In fact, with the exception of $p_{1} = 3$ and $p_{2} = 5$, for every pair of consecutive primes, $p_{2} > p_{1}$, there exist values of n for which the last digits are formed by $p_{1}$ and n is divisible by $p_{2}$. Let $S$ be the smallest of these values of n.
Find $\sum S$ for each pair of consecutive primes with $5\leq p_1\leq 1000000$.
The original statement looks for a sum, but I'm just trying to find $S$. I read the solution online, but I don't understand it. Specifically, the solution says that the number that I'm trying to find has $D_{1} +1$ digits if $D_{1}$ is the number of digits of $p_{1}$
$n\equiv 0\pmod{p_{2}}$
$n\equiv p_{1}\pmod{D_{1}}$
Solving these obtained will apparently yield $S\pmod{D_{1}p_{2}}$, but I don't see why? Specifically how the the second was congruence obtained.
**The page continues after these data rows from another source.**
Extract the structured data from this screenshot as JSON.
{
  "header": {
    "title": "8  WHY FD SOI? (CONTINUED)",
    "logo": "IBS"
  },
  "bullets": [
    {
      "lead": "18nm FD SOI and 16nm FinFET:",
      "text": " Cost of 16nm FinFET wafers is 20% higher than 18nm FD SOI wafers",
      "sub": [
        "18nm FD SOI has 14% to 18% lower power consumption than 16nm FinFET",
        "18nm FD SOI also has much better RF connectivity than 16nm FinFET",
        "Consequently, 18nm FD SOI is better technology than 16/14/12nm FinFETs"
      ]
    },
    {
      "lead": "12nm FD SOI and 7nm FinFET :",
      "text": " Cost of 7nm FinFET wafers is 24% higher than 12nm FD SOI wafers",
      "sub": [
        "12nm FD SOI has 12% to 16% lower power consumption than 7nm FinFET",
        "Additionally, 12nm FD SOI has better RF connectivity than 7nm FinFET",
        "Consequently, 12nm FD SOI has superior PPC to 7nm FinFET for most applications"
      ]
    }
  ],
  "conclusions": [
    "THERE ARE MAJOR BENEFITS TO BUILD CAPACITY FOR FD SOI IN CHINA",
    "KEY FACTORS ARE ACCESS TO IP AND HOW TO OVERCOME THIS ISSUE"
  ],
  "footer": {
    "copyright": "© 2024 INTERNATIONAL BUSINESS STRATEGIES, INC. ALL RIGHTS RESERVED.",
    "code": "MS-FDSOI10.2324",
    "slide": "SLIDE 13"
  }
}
The second congruence is incorrect; it should be $$n\equiv p_1\mod{10^{D_1}}.$$ The reason this congruence must hold is that it expresses the fact that $n$ ends with $p_1$: it says that considering the last $D_1$ digits of $n$ gives $p_1$, where $D_1$ is the number of decimal digits in $p_1$.
So it should be clear that solving this pair of congruences gives one possible $S$. I don't want to say too much more since the Project Euler problems are intended to be solved individually.